Some of your comments should be useful to the elite but not the masses. Such comments are only sometimes voted to +3. E.g., IIRC you regularly make decision theory comments that don’t go to +3, so it seems you don’t follow this rule even when talking about important things.
(It’s only semi-related, but who cares about the votes of the masses anyway? You’re here to talk to PCs and potential PCs, which is less than 1% of the LessWrong population. You’re beyond the point of rationality where you have to worry about not caring about NPCs becoming a categorical rule followed by everyone. On that note, you should care about the opinion of the churchgoer more, and the LessWronger less. Peace out comrade.)
Would it be difficult (and useful) to change the voting system inherited from reddit and implement one where casting a vote would rate something on a scale from minus ten to ten, and then average all votes together?
The biggest problem wouldn’t be technical, it would be the lower usability and the increased focus put on karma.
Also, averaging would be bad, showing the median vote would reduce the appeal of always putting +10/-10.
Difficult? Probably not. Useful is debatable. I’m not sure that the Karma system is important enough to consider in much detail. I just don’t see much low hanging fruit there.
So do I.
I wonder how hard it would be to build a LW addon (like the antikibbitzer) that replaced numeric readouts with a tier label (e.g. “A” >=10, “F” for <=-3, etc.), and how using that would affect my experience of LW.

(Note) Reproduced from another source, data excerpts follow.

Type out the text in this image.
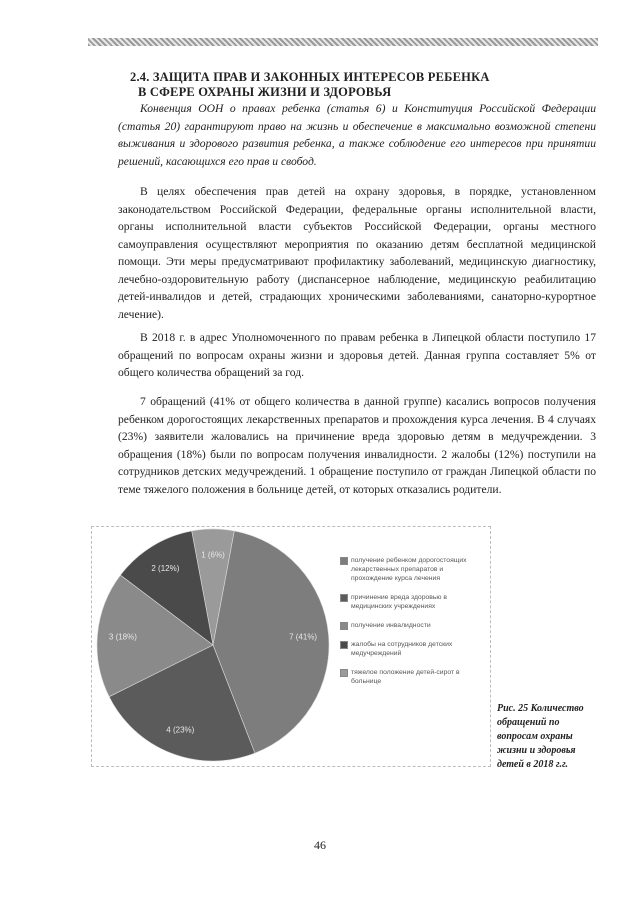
2.4. ЗАЩИТА ПРАВ И ЗАКОННЫХ ИНТЕРЕСОВ РЕБЕНКА
В СФЕРЕ ОХРАНЫ ЖИЗНИ И ЗДОРОВЬЯ
Конвенция ООН о правах ребенка (статья 6) и Конституция Российской Федерации (статья 20) гарантируют право на жизнь и обеспечение в максимально возможной степени выживания и здорового развития ребенка, а также соблюдение его интересов при принятии решений, касающихся его прав и свобод.
В целях обеспечения прав детей на охрану здоровья, в порядке, установленном законодательством Российской Федерации, федеральные органы исполнительной власти, органы исполнительной власти субъектов Российской Федерации, органы местного самоуправления осуществляют мероприятия по оказанию детям бесплатной медицинской помощи. Эти меры предусматривают профилактику заболеваний, медицинскую диагностику, лечебно-оздоровительную работу (диспансерное наблюдение, медицинскую реабилитацию детей-инвалидов и детей, страдающих хроническими заболеваниями, санаторно-курортное лечение).
В 2018 г. в адрес Уполномоченного по правам ребенка в Липецкой области поступило 17 обращений по вопросам охраны жизни и здоровья детей. Данная группа составляет 5% от общего количества обращений за год.
7 обращений (41% от общего количества в данной группе) касались вопросов получения ребенком дорогостоящих лекарственных препаратов и прохождения курса лечения. В 4 случаях (23%) заявители жаловались на причинение вреда здоровью детям в медучреждении. 3 обращения (18%) были по вопросам получения инвалидности. 2 жалобы (12%) поступили на сотрудников детских медучреждений. 1 обращение поступило от граждан Липецкой области по теме тяжелого положения в больнице детей, от которых отказались родители.
1 (6%)
7 (41%)
4 (23%)
3 (18%)
2 (12%)
получение ребенком дорогостоящих лекарственных препаратов и прохождение курса лечения
причинение вреда здоровью в медицинских учреждениях
получение инвалидности
жалобы на сотрудников детских медучреждений
тяжелое положение детей-сирот в больнице
Рис. 25 Количество обращений по вопросам охраны жизни и здоровья детей в 2018 г.г.
46
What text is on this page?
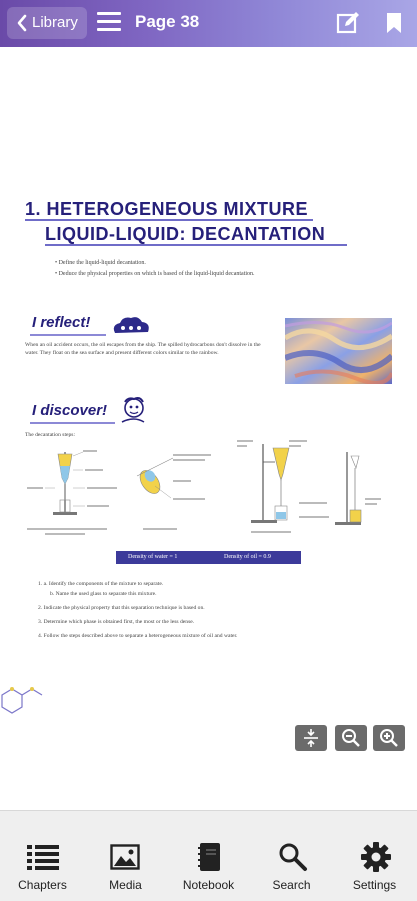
Library	Page 38
1. HETEROGENEOUS MIXTURE
LIQUID-LIQUID: DECANTATION
• Define the liquid-liquid decantation.
• Deduce the physical properties on which is based of the liquid-liquid decantation.
I reflect!
When an oil accident occurs, the oil escapes from the ship. The spilled hydrocarbons don't dissolve in the water. They float on the sea surface and present different colors similar to the rainbow.
I discover!
The decantation steps:
Density of water = 1	Density of oil = 0.9
1. a. Identify the components of the mixture to separate.
b. Name the used glass to separate this mixture.
2. Indicate the physical property that this separation technique is based on.
3. Determine which phase is obtained first, the most or the less dense.
4. Follow the steps described above to separate a heterogeneous mixture of oil and water.
Chapters	Media	Notebook	Search	Settings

I think that would be pretty awkward, since posts would start in the “C” range. I think most people here would consider getting a “C” bad. But tiers make for an interesting concept, if you move away from grades.
Use the fact that the date is also displayed to give a ”?” instead for posts less than a day old, or have thresholds that move a bit for the first couple days.
Sure; the specific tier thresholds are secondary and might even be user-definable parameters, so people don’t need to know what tier they’re in on my screen, if knowing that would make them feel bad.
I would second that. On the other hand, how would you decide what weight to give to someone’s vote? Newcomers vs older members? Low vs high karma? I’m not sure a function of both these variables would be sufficient to determine meaningful voting weights (that is, I’m not sure such a simple mechanism would be able to intelligently steer more karma towards good quality posts even if they were hidden, obscure or too subtle).
What if the site just defaulted to a random sort order, so different people are presented with different comments first? That would still tend to bias in favor of older comments getting high presentation rank more. I’m not sure that’s such a bad thing, though.